The list below is of Church of Scotland charges where it is desirable that the minister should be able to speak Gaelic. A few congregations are, however, deemed to be ‘Gaelic essential’; the number of congregations deemed ‘Gaelic desirable’ or ‘Gaelic essential’ has declined in recent decades. The Gaelic for ‘Church of Scotland’ is Eaglais na h-Alba.
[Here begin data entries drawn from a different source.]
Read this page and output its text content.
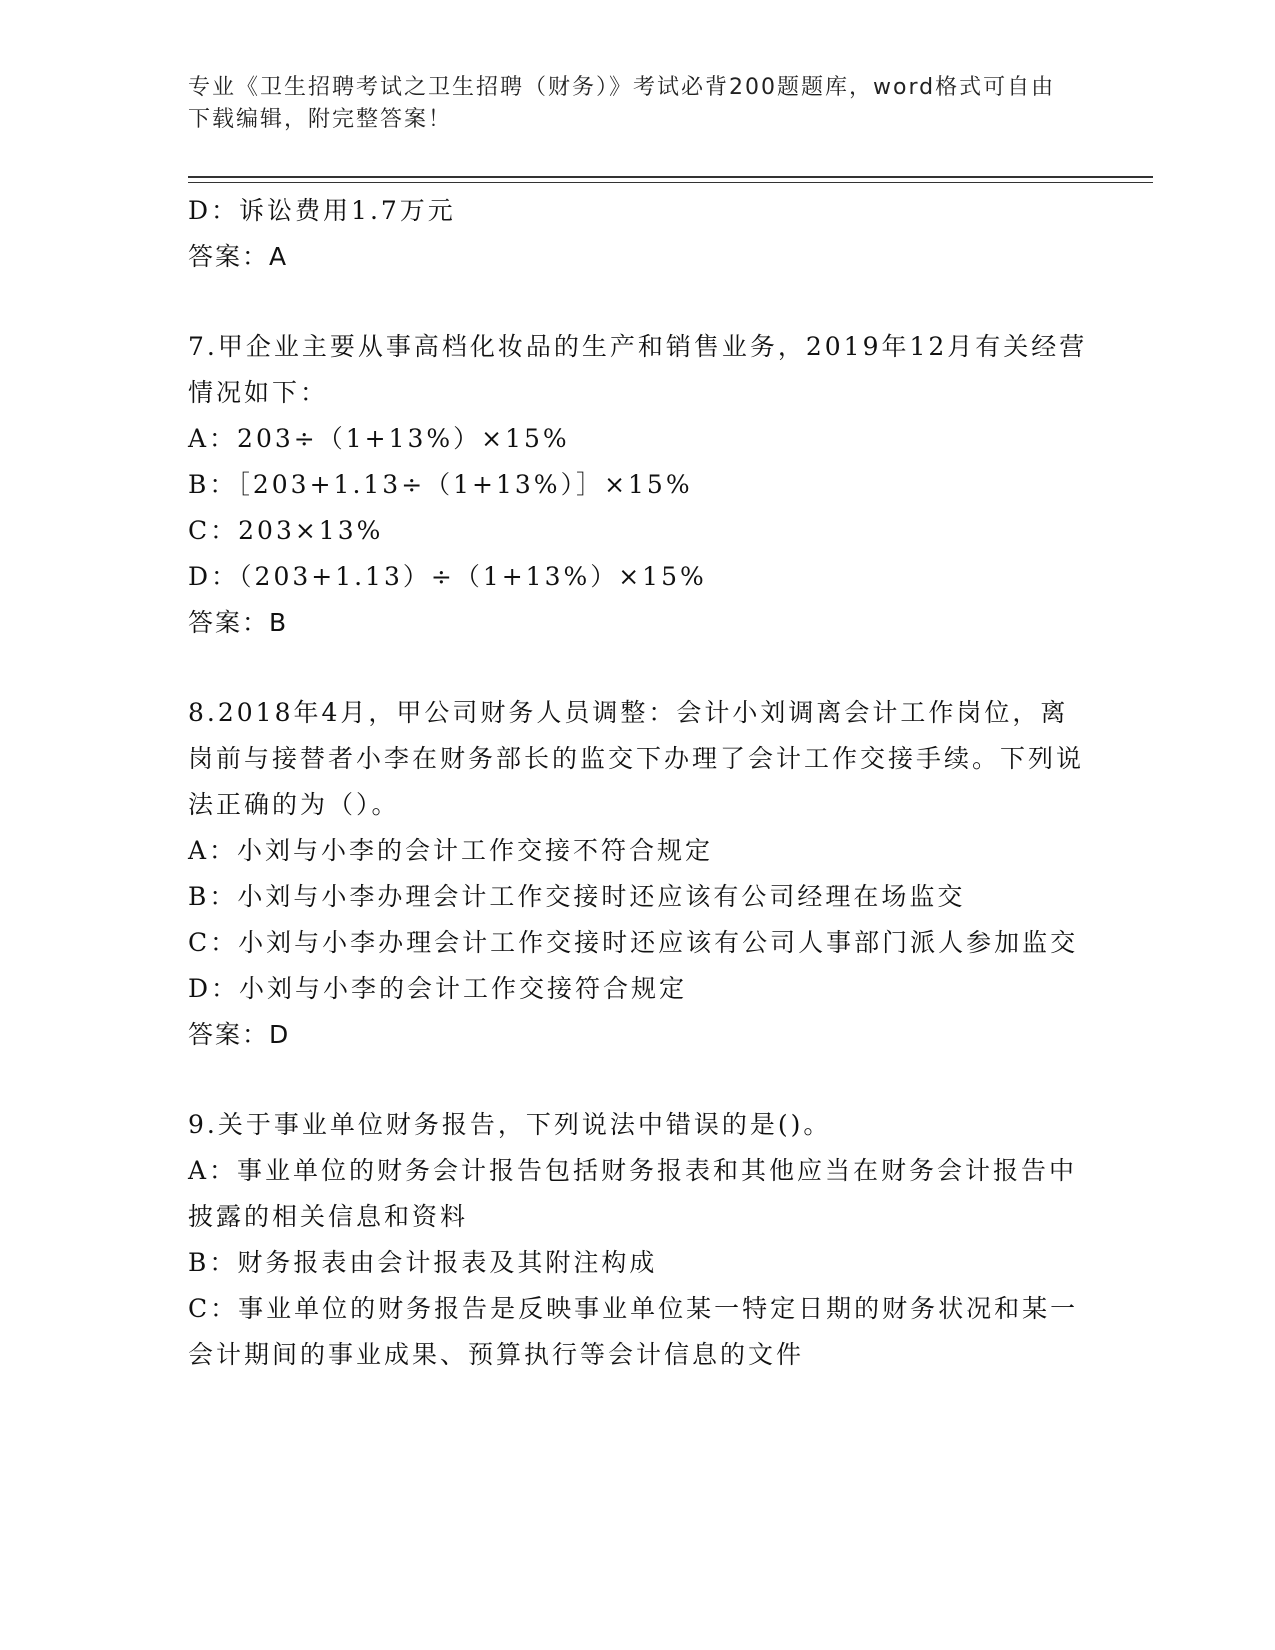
专业《卫生招聘考试之卫生招聘（财务）》考试必背200题题库，word格式可自由下载编辑，附完整答案！

D：诉讼费用1.7万元

答案：A

7.甲企业主要从事高档化妆品的生产和销售业务，2019年12月有关经营情况如下：

A：203÷（1+13%）×15%

B：［203+1.13÷（1+13%）］×15%

C：203×13%

D：（203+1.13）÷（1+13%）×15%

答案：B

8.2018年4月，甲公司财务人员调整：会计小刘调离会计工作岗位，离岗前与接替者小李在财务部长的监交下办理了会计工作交接手续。下列说法正确的为（）。

A：小刘与小李的会计工作交接不符合规定

B：小刘与小李办理会计工作交接时还应该有公司经理在场监交

C：小刘与小李办理会计工作交接时还应该有公司人事部门派人参加监交

D：小刘与小李的会计工作交接符合规定

答案：D

9.关于事业单位财务报告，下列说法中错误的是()。

A：事业单位的财务会计报告包括财务报表和其他应当在财务会计报告中披露的相关信息和资料

B：财务报表由会计报表及其附注构成

C：事业单位的财务报告是反映事业单位某一特定日期的财务状况和某一会计期间的事业成果、预算执行等会计信息的文件
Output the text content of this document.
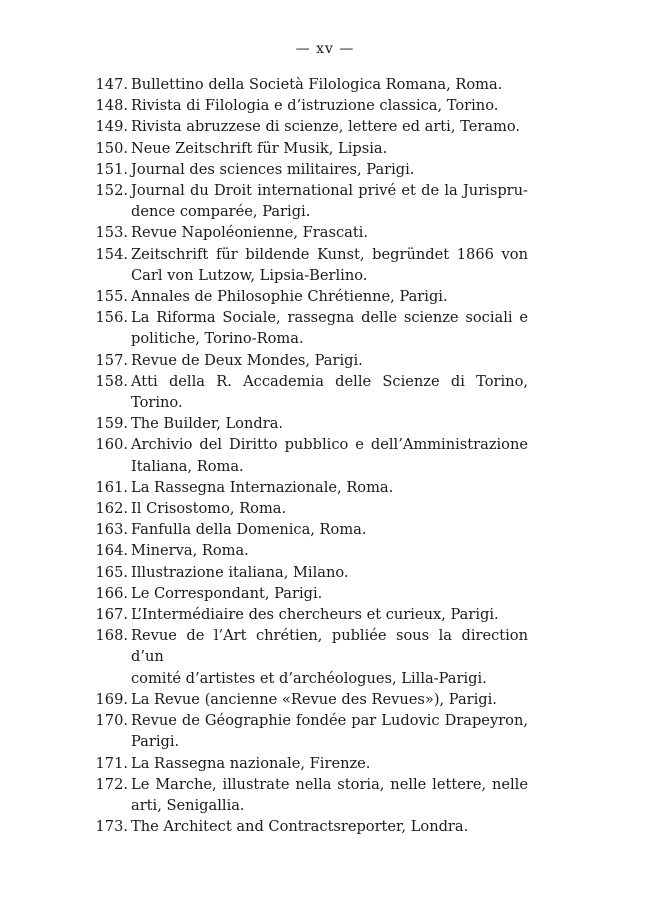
— xv —
147. Bullettino della Società Filologica Romana, Roma.
148. Rivista di Filologia e d’istruzione classica, Torino.
149. Rivista abruzzese di scienze, lettere ed arti, Teramo.
150. Neue Zeitschrift für Musik, Lipsia.
151. Journal des sciences militaires, Parigi.
152. Journal du Droit international privé et de la Jurispru-
dence comparée, Parigi.
153. Revue Napoléonienne, Frascati.
154. Zeitschrift für bildende Kunst, begründet 1866 von
Carl von Lutzow, Lipsia-Berlino.
155. Annales de Philosophie Chrétienne, Parigi.
156. La Riforma Sociale, rassegna delle scienze sociali e
politiche, Torino-Roma.
157. Revue de Deux Mondes, Parigi.
158. Atti della R. Accademia delle Scienze di Torino, Torino.
159. The Builder, Londra.
160. Archivio del Diritto pubblico e dell’Amministrazione
Italiana, Roma.
161. La Rassegna Internazionale, Roma.
162. Il Crisostomo, Roma.
163. Fanfulla della Domenica, Roma.
164. Minerva, Roma.
165. Illustrazione italiana, Milano.
166. Le Correspondant, Parigi.
167. L’Intermédiaire des chercheurs et curieux, Parigi.
168. Revue de l’Art chrétien, publiée sous la direction d’un
comité d’artistes et d’archéologues, Lilla-Parigi.
169. La Revue (ancienne «Revue des Revues»), Parigi.
170. Revue de Géographie fondée par Ludovic Drapeyron,
Parigi.
171. La Rassegna nazionale, Firenze.
172. Le Marche, illustrate nella storia, nelle lettere, nelle
arti, Senigallia.
173. The Architect and Contractsreporter, Londra.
There is a shortage of ministers able to speak Gaelic. Continuity of Gaelic worship in Edinburgh has been maintained since 1704, it began when a provision was made by the General Assembly of the Church of Scotland for services for Gaelic-speaking soldiers stationed at Edinburgh Castle. Today, this Gaelic tradition continues at the 12.30 Gaelic-language service at Greyfriars Kirk. Glasgow still has a weekly Gaelic service at St Columba's Church, Glasgow on St Vincent Street at 10am.

Presbytery of Argyll

  • Gigha and Cara
  • Jura
  • Kilchoman linked with Portnahaven
  • Kildalton and Oa
  • Kilmore
  • Tiree
  • Tobermory (Isle of Mull)

Presbytery of Edinburgh

Presbytery of Glasgow

Presbytery of Inverness

  • Dalneigh and Bona

Presbytery of Lewis

  • Barvas
  • Carloway
  • Cross Ness (Gaelic essential)
  • Kinloch (Gaelic essential)
  • Knock (Gaelic essential)
  • Lochs-Crossbost
  • Lochs-in-Bernera
  • Stornoway: High
  • Stornoway: St Columba’s
  • Uig (Gaelic essential)

Presbytery of Lochcarron-Skye

  • Applecross, Lochcarron and Torridon
  • Bracadale and Duirinish
  • Kilmuir and Stenscholl
  • Portree
  • Snizort
  • Strath and Sleat

Presbytery of Ross

  • Lochbroom and Ullapool

Presbytery of Uist

  • Barra
  • Benbecula
  • Berneray and Lochmaddy (North Uist)
  • Carinish (North Uist)
  • Kilmuir and Paible (North Uist) (Gaelic essential)
  • Manish-Scarista (Harris)
  • South Uist
  • Tarbert (Harris) (Gaelic essential)

Source: Church of Scotland Yearbook (2005-06 edition), St Andrew Press, Edinburgh

Review in 2008[edit]

In 2007, the General Assembly of the Church of Scotland instructed the Mission & Discipleship Council and the Ministries Council to investigate the present standing of Gaelic in the Church of Scotland and to report to the 2008 General Assembly on the strategic development of the use of the language in the church.

The report identifies the current dichotomy between the position in Gaelic in the Kirk and in Scottish society - in the Kirk, the decline in attendances at Gaelic services and a shortage of ministers with confidence to preach in Gaelic were a matter of some regret among many Gaelic speaking ministers.

The report notes that many former Gaelic-speaking congregations had moved directly from traditional Gaelic services to English only and had not sought to embrace even an element of Gaelic worship. Nevertheless, in Scottish society as a whole, there is a considerable and growing, interest in Gaelic, illustrated by the preparation of A National Plan for Gaelic in response to a Scottish Government initiative; the establishing of Bord na Gàidhlig; the development of Gaelic education; increase in the number of adults learning the language and the development of Sabhal Mòr Ostaig in Skye. Two key recommendations are made:

  • The maintenance and development of the use of Gaelic in areas in which Gaelic is still regularly in use.
  • The development of Gaelic throughout the whole Church of Scotland.

In the latter area, the Group recognised that, throughout Scotland, there are individuals who have knowledge of Gaelic and who would welcome the provision of some element of Gaelic from time to time in worship, perhaps through a Gaelic blessing or Benediction.

The Mission and Discipleship Council is offering proposals that include encouragement of worship resources on the Church of Scotland website; the compilation of a short collection of Gaelic blessings/prayers/short scripture passages for use mainly within English services; provision of some Biblical and storytelling resources for Gaelic Medium Education and also for use in Sunday Schools; encouragement of a wider understanding of the role of Highland Christianity in the world church; the Council will also mention the expected report on the designation of Gaelic Speaking Charges and on the support of Gaelic ministry which the Ministries Council is expected to produce.